Frequently Asked Questions Jump to heading

Can I use semantic-release with a monorepo? Jump to heading

Yes. For a monorepo, use semantic-release with the @semantic-release/exec plugin and per-package configuration files, or switch to release-please in manifest mode which tracks independent version files per package in a single repository and generates separate changelogs per package path.

What is the difference between a lightweight tag and an annotated tag? Jump to heading

A lightweight tag is a plain pointer to a commit SHA with no additional metadata. An annotated tag is a full Git object containing a tagger identity, timestamp, message, and optional cryptographic signature. Changelog tools and git describe work best with annotated tags. Always use git tag -a for release tags.

How do I roll back a bad release without deleting the published tag? Jump to heading

Create a new patch release that reverts the offending commits: git revert <bad-commit-sha>, commit with fix: revert <description>, and let semantic-release cut the next patch tag. Never delete or force-move a published tag — downstream registries and deployment systems cache tag references, and deletions cause hard-to-debug inconsistencies in package lock files and deployment logs.

Should release tags live on main or on a dedicated release branch?

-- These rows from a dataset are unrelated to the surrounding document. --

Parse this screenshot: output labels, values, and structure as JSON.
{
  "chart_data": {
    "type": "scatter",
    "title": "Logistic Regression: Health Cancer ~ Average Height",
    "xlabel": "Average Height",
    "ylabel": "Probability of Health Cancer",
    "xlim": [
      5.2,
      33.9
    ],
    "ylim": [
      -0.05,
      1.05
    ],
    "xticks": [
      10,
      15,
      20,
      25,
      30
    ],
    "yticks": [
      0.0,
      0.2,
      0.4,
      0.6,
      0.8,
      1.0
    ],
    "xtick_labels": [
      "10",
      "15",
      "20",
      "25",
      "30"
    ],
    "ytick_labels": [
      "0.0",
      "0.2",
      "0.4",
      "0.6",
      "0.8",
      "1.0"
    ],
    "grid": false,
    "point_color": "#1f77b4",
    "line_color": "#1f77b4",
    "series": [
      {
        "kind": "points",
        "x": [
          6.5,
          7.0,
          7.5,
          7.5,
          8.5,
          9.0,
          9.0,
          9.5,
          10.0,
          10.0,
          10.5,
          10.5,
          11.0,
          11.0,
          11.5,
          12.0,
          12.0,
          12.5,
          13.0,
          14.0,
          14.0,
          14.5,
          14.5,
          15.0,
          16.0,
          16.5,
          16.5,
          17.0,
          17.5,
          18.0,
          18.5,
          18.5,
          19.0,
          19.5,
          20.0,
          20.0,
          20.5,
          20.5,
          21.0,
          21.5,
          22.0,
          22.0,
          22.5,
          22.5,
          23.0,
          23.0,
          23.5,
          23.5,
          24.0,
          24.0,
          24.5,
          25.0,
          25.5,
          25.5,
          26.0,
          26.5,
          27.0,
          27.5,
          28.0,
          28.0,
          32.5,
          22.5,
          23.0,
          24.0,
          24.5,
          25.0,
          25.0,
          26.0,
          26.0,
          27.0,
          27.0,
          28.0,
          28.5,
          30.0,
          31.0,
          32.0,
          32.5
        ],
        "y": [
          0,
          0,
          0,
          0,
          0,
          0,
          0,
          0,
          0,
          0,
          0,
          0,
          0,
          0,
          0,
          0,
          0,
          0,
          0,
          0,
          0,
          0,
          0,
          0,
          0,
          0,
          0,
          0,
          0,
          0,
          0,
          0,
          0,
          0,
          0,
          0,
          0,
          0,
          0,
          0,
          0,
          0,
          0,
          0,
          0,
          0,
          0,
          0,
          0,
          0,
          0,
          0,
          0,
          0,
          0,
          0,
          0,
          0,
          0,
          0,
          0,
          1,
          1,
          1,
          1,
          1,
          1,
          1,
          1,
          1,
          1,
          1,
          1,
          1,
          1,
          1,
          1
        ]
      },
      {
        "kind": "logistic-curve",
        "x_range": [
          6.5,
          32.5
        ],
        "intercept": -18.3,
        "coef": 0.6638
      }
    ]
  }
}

Jump to heading

In trunk-based workflows, cut tags directly from main after CI passes. In GitFlow-style workflows, cut tags from the release/* branch, then merge back to main and develop. Choose based on your branching model; semantic-release supports both via the branches configuration key.

How do I stop developers from manually pushing tags? Jump to heading

Use GitHub’s tag protection rules (Settings → Rules → Rulesets) or GitLab’s protected tags feature to restrict refs/tags/* pushes to the CI service account identity. Use OIDC-issued tokens or fine-grained personal access tokens scoped exclusively to the release workflow, and reject pushes from personal developer accounts.